Our professor's notes read, "In general, in Hamiltonian dynamics a constant of motion will reduce the dimension of the phase space by two dimensions, not just one as it does in Lagrangian dynamics." To demonstrate this, he uses the central force Hamiltonian,
$$H=\frac{P_r^2}{2m}+\frac{p_{\theta}^2}{2mr^2}+ \frac{p_{\phi}}{2mr^2 sin^2 \theta} + V(r).$$
By Hamilton's equation $\dot{p_{\phi}}=0$, this is a constant of the motion. As a result, specifying $p_{\phi}=\mu$ gives us a 5 dimensional manifold. The notes go on to state, "Furthermore, on each invariant submanifold the Hamiltonian can be written:
$$H=\frac{P_r^2}{2m}+\frac{p_{\theta}^2}{2mr^2}+ \frac{\mu}{2mr^2 sin^2 \theta} + V(r),$$
which is a Hamiltonian involving only two freedoms $r$ and $\theta$. Therefore the motion actually occurs on a 4-dimensional submanifold of the 5-dimensional submanifold of $T^*Q$ . . ."

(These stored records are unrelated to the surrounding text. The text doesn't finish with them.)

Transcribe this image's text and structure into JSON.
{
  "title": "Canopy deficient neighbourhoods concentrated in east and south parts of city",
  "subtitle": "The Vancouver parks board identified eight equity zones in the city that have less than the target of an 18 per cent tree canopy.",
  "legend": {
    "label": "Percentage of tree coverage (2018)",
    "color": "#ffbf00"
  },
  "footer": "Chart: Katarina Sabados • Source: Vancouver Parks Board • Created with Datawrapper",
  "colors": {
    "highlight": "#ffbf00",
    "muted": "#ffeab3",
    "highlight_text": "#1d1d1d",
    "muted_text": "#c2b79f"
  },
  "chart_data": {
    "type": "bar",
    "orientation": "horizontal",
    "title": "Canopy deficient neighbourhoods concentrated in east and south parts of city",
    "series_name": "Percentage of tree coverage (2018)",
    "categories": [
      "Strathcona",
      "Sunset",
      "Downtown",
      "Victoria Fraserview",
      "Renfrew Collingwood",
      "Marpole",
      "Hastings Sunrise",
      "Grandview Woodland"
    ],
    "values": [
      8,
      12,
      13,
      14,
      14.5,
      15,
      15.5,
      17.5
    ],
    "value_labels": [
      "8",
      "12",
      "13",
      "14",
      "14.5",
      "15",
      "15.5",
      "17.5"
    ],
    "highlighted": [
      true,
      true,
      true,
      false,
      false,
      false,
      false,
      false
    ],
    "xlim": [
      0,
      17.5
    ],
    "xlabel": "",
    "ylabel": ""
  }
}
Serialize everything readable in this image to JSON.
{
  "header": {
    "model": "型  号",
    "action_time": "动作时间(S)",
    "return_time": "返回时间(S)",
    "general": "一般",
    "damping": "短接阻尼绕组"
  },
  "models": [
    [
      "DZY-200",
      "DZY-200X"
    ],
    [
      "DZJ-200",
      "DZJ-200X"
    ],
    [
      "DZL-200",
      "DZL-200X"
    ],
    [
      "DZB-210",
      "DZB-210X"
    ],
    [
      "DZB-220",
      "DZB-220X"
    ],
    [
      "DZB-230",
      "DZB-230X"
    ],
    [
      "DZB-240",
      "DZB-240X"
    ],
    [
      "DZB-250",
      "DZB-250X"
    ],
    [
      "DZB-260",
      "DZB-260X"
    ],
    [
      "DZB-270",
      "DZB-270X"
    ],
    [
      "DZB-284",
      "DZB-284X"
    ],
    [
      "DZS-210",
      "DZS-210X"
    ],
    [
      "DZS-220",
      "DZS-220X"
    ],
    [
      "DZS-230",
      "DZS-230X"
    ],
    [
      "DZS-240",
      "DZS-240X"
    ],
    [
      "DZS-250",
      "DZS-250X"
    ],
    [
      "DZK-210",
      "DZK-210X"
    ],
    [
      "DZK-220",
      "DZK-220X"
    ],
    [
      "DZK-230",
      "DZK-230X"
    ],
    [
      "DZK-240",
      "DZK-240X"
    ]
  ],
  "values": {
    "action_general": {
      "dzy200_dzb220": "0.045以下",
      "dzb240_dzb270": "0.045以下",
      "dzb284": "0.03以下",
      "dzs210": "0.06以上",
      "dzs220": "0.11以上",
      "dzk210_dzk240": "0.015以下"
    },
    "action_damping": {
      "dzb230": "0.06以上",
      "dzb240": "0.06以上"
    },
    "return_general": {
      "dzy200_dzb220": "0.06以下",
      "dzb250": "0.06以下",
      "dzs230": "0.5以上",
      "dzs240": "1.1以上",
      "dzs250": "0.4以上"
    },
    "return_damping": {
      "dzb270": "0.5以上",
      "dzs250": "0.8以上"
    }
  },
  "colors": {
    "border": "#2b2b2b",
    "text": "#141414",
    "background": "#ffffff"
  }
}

However, to me it looks like we still have five degrees of freedom: $p_{\theta},$ $p_r,$ $r,$ $\theta,$ and $\phi$. Thus, I'm not sure what he means when he says that the presence of a constant of motion reduces the dimension of the cotangent manifold by 2. Is he saying that if we specify a numerical value for H, then the dimension is reduced from 5 to 4? Or does just the presence of a cyclic coordinate reduce the dimension from 6 to 4?
Best Answer
Recall that $$ \dot{\mathbf{p}}=-\frac{\partial H}{\partial\mathbf{q}} $$ Since $H$ does not actually depend on $\phi$, then $$ \dot{p}_\phi=0=-\frac{\partial H}{\partial\phi} $$
This will eliminate $p_\phi$ and $\phi$ from your coordinates: $H(p_r,p_\theta,p_\phi,r,\theta,\phi)\to H(p_r,p_\theta,r,\theta)$.